Ketika engkau telah tua, dan telah mendapat perhentian, seperti nenek moyangmu, Aku berduka, anakku. Tetapi yang lebihnya dari itu, aku juga bangga padamu, karena engkau akan kembali lagi ke pelukanku. Aku mencintaimu, anakku, selamanya engkau adalah anakku, dan selamanya engkaulah permata hatiku, manusia berkulit hitam, pemilik hati putih.

Anakku,

Ketika engkau berjuang untuk eksistensi kita sebagai sebuah bangsa, aku juga turut berjuang dengan caraku, anakku. Dan ketika Sang Sampari berkibar, sungguh, bangganya aku ini.
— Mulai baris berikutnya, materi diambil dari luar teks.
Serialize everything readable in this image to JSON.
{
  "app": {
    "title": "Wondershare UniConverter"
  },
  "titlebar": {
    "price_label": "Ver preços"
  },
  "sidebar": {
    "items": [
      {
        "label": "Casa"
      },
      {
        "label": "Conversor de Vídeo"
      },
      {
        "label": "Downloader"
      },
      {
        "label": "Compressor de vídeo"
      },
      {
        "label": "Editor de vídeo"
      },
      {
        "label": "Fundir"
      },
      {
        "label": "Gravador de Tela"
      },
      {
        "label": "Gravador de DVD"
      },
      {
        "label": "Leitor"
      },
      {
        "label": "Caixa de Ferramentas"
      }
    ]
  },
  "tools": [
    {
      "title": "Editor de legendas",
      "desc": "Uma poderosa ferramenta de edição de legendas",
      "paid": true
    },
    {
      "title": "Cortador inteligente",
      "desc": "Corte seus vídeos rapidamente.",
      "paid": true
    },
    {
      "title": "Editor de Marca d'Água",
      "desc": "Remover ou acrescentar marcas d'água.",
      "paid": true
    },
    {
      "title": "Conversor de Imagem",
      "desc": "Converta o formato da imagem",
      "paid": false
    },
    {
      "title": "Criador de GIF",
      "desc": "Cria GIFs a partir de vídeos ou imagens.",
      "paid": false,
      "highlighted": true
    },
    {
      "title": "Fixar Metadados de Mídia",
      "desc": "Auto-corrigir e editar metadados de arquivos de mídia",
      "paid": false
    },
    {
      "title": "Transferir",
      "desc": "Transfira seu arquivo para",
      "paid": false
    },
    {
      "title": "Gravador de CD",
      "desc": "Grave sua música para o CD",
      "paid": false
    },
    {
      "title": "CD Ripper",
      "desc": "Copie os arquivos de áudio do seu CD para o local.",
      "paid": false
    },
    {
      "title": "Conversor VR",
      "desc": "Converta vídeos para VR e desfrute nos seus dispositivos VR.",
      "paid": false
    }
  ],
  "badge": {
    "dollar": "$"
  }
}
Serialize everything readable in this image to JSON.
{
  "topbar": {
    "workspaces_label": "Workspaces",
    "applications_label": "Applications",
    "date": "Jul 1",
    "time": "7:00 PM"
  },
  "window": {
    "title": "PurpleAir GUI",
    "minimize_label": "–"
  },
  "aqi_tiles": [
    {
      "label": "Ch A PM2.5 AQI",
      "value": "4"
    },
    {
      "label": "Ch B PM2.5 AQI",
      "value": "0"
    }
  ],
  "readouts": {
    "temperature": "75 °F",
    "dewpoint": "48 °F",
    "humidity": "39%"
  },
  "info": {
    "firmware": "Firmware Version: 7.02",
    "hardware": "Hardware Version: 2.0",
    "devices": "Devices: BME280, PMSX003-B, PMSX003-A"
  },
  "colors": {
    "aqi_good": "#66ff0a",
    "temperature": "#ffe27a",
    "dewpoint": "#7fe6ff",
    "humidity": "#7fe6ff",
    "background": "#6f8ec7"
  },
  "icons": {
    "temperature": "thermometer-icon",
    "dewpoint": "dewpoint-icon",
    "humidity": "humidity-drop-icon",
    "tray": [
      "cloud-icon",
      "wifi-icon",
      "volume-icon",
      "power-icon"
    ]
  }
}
Yang harus kamu tahu, anakku, akau akan sangat bangga, ketika engkau merasa bangga sebagai satu bangsa: Papua, dan akan ikut bersedih, jika kalian terjebak dalam jebakan perbedaan, anakku.

Akulah ibumu, dan akulah yang paling mengetahui apa yang terjadi denganmu. Karena harus kamu tahu, bahwa kebanggaan dan sukacitamu sebagai sat bangsa adalah juga sukacitaku. Dan kesedihan dan dukacitamu dalam penjara suku, adama dan golongan adalah juga dukacitaku.
Anakku,

Sejak hari bersejarah itu, setelah kau pilih kita bergabung dengan mereka di sana, engkau tahu anakku, sakitnya hati ini. Mengapa anakku?

Tubuhku mulai dikoyak-koyak, anakku. Besi-besi panas menancap masuk  hingga ke dasar tubuhku yang paling dalam, anakku. Semua isi perutku diambil mereka semuanya. Anakku, aku kini mulai tidak berdaya. Mereka dengan kasarnya mengambil semua kepunyaanmu,  harta warisanmu itu, yang selama ini kusimpan jauh di dalam tubuhku. Anakku, aku mulai tidak berdaya.  Apa kau rela membiarkan harta warisan leluhurmu ini diambil semuanya oleh mereka, anakku?

Anakku,

Hutan-hutan tempat engkau bermain, tempat suaka margasatwa bernyanyi kini mulai dibabat, anakku. Anakku,  gunung-gunung tinggi dan danau tempat bersemayam roh leluhurmu, mulai kau izinkan untuk dicemari. Anakku, aku besedih.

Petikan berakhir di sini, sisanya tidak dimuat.